Kamitani is a highly gifted artist. He makes beautiful games, and Dragon’s Crown is no exception. The man knows what he’s doing.
And he consciously filled this game with blatant sex objects.
Take the Sorceress’ spine-destroying rack and how it jiggles with every move she makes, major or minor. Sometimes, her colossal, physics-defying breasts whipped around so fast I expected them to break her collarbone. I actually spent more time with the Amazon, and while it’s very difficult to offend or shock me with cheap slap-and-tickle, I did start to feel like someone was insulting my intelligence.
For starters, she walks with a hip-dislocating gait designed solely so she can flash her G-stringed ass at the player with every other step. When riding a mount, the Amazon leans back so heavily, I have to figure she’s trying to shift weight off her ample chest. When downed, the Amazon drops on all fours, moaning, in a pose better associated with a hastily made reality-star sex tape. I’m not even joking.
At one point, I wondered to myself, “Does this game want me to fuck it? Because I really don’t want to. It’s not my type.”
No, you don’t have to play as those characters, but the fan service doesn’t stop there. Menu screens feature your fairy girl lounging in a goblet, holding a cherry, and leering at you drunkenly. Still-image cutscenes star women stretched out on sofas wearing see-through dresses.
Now, I hasten to point out that Dragon’s Crown isn’t a parody or a satire — the natural companion of exaggeration. It makes no commentary. This is an homage. It takes itself seriously even though it’s impossible for anyone else to take it seriously. So why do it? Why go in this seemingly exploitative direction?
I put the question to Sammy Matsushima, the project lead for publisher Atlus USA. “It’s not about sexuality,” said Matsushima. “It’s more about exaggeration of fantasy art. This kind of artwork’s been seen in Frank Frazetta-type fantasy art. It’s nothing new.”
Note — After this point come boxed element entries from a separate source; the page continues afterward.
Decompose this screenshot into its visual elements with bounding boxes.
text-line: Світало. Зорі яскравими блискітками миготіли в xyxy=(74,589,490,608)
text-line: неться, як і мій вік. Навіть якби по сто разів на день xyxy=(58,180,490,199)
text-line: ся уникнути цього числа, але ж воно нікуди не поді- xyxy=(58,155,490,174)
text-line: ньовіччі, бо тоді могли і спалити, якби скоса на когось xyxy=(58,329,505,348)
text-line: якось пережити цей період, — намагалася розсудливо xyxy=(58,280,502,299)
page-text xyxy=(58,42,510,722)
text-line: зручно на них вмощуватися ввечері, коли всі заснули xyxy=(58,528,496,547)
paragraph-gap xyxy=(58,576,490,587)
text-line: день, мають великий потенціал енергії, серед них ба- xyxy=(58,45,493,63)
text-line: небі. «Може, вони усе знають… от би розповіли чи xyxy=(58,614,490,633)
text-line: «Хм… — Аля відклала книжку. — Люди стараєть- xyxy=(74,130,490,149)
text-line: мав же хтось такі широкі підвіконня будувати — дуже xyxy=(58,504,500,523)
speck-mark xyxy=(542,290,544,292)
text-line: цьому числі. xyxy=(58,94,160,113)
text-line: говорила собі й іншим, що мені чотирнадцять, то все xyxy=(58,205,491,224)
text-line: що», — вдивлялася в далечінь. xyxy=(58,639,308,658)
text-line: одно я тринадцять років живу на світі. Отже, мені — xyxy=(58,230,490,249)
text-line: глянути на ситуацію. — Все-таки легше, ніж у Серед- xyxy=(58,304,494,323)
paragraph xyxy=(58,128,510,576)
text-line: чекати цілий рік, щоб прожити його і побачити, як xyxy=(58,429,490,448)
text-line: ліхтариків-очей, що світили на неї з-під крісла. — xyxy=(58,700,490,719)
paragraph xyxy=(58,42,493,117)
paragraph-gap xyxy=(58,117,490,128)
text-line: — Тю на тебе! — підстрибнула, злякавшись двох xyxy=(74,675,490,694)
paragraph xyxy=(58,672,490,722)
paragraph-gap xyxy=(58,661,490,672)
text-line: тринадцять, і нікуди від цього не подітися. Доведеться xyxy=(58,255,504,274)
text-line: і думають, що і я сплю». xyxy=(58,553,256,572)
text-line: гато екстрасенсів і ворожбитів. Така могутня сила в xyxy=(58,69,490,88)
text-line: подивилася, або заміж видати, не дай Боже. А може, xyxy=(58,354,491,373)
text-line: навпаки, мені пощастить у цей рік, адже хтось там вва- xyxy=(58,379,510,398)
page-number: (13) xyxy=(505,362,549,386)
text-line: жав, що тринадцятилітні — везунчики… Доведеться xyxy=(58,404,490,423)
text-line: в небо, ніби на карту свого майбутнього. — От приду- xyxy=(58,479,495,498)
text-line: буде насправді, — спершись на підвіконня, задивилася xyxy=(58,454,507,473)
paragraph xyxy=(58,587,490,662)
Not precisely. Artists like Frazetta and Boris Vallejo painted ridiculously idealized men and women. The style Kamitani chose, for me, veers strongly into the grotesque. I mean that in its literal sense: fanciful human or animal forms distorted into absurdity, ugliness, or caricature. Dragon’s Crown practically demands that I be turned on by these women, and it hard-sells the titillation at every possible turn. I was not titillated. I even felt mildly resentful that it presumed I’d react like a big, dumb guy because I saw big, dumb boobs flopping around.
And that’s the exactly wrong reaction you want someone to have toward a game.
That won’t be everyone’s response. In fairness, Kamitani bent the male characters into funny shapes, too. The Knight looks like a giant silver bullet, the Dwarf is a comical short-stack of muscle, and I caught a wizard named Lucain who’s exactly one lawsuit away from being Gandalf the Grey. A lot of love went into this. Atlus USA, to its credit, chose to back Kamitani up.
“We see his vision, we share his vision, and I don’t think that should be taken away,” says Matsushima. “We’re not going to shy away from it. We should not hide.”
True enough. But while you might find a good game somewhere deep inside Dragon’s Crown, the obstructions are already reason enough for me to give it a miss. The single-player mode feels too lonely, multiplayer too busy, and like Postal 2, I’d feel too much like a drooling idiot if I actually liked what it’s showing me … despite its otherwise outstanding visuals.
“The game is what it is,” as Matsushima says. Odds are you already know if that’s something you want.